This story was originally published in our May/June 2022 issue as "Living with Fire." Click here to subscribe to read more stories like this one.
It was Australia as few had seen it before. Apocalyptic images beamed around the world of Sydney’s shimmering cityscape enrobed in heavy smoke against a sci-fi-orange sky. The harbor’s soaring white Opera House was silhouetted, sharply defined against dark clouds. For more than half a year — starting before July 2019 and lasting until March 2020 — bushfires raged indiscriminately across the landscape, marching beyond the distant bush toward tidy suburbs and teeming subdivisions.
They called it Black Summer. It was not just one fire, or even hundreds. Australia was hit with 15,000 separate fires. Even in a country with centuries of bushfire history, which has built up psychological scar tissue against nature’s flames, “no one had ever seen a fire season like that,” says Ben Shepherd, an inspector with the New South Wales (NSW) Rural Fire Service in Sydney. Fires were so wild and erratic some days that they exceeded the worst-case-scenario predictions of a sophisticated computer program used by the fire service. “That was unheard of,” he says.

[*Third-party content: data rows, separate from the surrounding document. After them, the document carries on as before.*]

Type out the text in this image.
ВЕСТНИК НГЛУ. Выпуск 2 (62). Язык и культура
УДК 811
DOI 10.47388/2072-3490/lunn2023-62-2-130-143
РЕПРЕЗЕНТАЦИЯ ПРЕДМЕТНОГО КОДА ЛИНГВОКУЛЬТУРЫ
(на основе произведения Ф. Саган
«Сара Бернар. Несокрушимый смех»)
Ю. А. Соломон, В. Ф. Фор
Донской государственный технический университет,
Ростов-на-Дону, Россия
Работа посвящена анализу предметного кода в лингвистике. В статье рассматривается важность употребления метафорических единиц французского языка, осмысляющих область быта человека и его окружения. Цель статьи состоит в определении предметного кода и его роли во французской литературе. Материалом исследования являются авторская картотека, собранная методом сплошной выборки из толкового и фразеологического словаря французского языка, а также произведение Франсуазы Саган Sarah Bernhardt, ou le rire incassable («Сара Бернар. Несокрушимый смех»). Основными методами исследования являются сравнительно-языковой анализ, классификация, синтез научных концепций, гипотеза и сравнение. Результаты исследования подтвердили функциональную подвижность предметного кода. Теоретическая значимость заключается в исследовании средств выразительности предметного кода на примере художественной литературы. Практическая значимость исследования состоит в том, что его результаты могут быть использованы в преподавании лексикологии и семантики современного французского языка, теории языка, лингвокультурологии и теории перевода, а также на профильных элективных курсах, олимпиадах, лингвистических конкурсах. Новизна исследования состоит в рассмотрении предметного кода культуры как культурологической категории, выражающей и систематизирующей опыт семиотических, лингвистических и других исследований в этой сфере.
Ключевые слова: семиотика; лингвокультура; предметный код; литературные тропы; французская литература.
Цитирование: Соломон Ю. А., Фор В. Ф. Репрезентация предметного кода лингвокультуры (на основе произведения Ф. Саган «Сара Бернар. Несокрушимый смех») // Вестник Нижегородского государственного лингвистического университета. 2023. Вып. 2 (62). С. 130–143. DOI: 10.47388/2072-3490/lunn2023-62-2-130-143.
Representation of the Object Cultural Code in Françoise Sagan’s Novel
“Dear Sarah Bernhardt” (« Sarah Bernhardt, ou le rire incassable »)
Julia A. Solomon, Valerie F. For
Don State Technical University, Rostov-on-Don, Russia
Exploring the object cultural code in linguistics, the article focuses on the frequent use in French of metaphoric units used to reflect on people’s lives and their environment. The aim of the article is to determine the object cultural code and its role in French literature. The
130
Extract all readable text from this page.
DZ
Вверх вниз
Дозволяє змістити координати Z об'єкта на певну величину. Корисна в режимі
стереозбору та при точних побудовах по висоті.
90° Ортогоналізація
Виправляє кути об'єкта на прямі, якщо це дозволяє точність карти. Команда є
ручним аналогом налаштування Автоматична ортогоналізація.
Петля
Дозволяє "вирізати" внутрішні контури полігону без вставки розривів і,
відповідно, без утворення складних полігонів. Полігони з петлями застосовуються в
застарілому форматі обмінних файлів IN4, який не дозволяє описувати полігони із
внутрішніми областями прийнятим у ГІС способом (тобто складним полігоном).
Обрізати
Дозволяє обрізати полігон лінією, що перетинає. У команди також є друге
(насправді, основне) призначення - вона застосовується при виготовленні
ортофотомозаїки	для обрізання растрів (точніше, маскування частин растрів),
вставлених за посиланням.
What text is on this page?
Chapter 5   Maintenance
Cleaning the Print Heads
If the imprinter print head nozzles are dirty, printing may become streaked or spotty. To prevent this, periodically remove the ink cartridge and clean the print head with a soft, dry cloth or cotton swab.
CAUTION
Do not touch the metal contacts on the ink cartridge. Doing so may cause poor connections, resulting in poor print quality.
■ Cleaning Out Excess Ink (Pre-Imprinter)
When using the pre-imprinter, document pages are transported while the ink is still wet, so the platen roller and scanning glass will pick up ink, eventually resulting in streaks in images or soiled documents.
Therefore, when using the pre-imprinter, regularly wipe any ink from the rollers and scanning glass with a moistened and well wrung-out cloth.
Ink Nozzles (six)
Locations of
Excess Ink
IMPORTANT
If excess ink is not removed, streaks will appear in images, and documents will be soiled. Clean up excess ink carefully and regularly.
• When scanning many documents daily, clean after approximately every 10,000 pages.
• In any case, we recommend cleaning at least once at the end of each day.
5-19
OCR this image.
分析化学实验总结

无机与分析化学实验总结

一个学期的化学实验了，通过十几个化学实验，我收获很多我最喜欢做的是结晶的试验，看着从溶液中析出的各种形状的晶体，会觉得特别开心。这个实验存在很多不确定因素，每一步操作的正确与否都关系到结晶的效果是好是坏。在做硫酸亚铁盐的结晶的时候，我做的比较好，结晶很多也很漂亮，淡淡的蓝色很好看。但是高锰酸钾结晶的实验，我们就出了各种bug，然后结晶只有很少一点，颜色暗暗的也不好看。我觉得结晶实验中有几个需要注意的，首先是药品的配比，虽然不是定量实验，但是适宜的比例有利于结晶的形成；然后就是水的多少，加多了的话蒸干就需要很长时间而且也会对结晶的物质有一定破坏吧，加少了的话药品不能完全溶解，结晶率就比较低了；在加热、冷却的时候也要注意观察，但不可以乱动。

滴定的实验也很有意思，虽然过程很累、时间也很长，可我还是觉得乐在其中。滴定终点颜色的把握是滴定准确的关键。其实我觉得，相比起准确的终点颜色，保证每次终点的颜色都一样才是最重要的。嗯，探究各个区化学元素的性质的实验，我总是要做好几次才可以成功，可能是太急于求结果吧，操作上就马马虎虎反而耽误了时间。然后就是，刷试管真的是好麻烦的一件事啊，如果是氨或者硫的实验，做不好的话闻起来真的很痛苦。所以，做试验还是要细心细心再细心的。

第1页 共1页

Everywhere in Southeast Australia, people were on the move, outrunning fire. Beaches, once places of recreation, were suddenly transformed into sites for evacuation. With nowhere else to run, families and children with their pets huddled together, prepared to jump into the surf to escape the flames. Finally, the Royal Australian Navy and Australian Army evacuated thousands from the sand with boats and helicopters. Overall, some 8,000 members of the Australian Defence Force took part in Operation Bushfire Assist over the course of Black Summer.